I would argue that, right now, cryptocurrencies as a whole are extremely inflationary, in the sense that new alt coins are created continuously and seem to become tradeable without much trouble. Bitcoin is acting as the reserve currency, like the dollar to all the other currencies, and most business is denominated in it, but as long as for example PPC is tradeable I could agree to pay anyone in PPC and it would count as a chunk of inflated liquidity. So it's largely irrelevant which/if any cryptocurrency is inflationary. For now the whole system fluctuates depending on what happens faster, more crypto coins created or more new goods competing for them, but once all goods could be bought with cryptocoins they all would inflate as hard as people was willing to accept new chains.

I think all the new alt coins back my point more than anything.

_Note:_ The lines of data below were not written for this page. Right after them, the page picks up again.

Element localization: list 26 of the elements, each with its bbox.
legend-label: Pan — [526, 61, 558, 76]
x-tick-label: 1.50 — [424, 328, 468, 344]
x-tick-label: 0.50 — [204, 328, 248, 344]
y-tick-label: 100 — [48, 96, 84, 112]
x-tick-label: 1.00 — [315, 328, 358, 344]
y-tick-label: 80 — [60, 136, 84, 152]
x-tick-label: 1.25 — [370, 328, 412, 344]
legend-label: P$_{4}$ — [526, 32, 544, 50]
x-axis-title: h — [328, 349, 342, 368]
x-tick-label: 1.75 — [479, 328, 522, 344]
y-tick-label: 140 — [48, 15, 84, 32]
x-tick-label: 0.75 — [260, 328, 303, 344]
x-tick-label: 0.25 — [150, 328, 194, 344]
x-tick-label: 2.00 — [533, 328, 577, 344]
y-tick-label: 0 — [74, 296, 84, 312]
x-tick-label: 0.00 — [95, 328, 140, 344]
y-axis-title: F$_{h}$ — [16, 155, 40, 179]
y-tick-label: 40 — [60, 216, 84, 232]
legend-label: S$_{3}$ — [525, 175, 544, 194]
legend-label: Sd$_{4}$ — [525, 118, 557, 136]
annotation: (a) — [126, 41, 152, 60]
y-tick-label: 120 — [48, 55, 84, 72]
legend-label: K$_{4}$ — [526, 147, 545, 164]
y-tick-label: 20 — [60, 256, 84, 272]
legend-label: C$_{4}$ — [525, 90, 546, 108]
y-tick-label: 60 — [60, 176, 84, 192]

If you are not there from the moment it starts, you get substantially less reward for the equivalent effort. Missed a new launch by a week? Too bad, you'll be lucky to get 1% the amount per day as you would have if you were there at the start.

Why do you think there are so many alt coins? Whether people will openly admit it or not, it's because they want to be the first one in with the hope that they can eventually cash out a value disproportionate to the amount of effort they invested.

The plan works because the new members prop up the value and if they made any kind of investment it's extremely hard for them to step out since they feel obligated to make a return or at least break even. How do they eventually break even or make a return? By hoping people join later than them and are willing to invest more than they did. The newest adopters are always the ones taking all the risk, not the early adopters. All early adopters have more than made a return on their investment. If it all disappeared today, the guys suffering will be the newest not the oldest users.

It really blows my mind how so many people around here profess the concentration of money/power in the hands of a few is a huge problem yet at the same time perpetuate the exact same setup. Only difference is who's on top.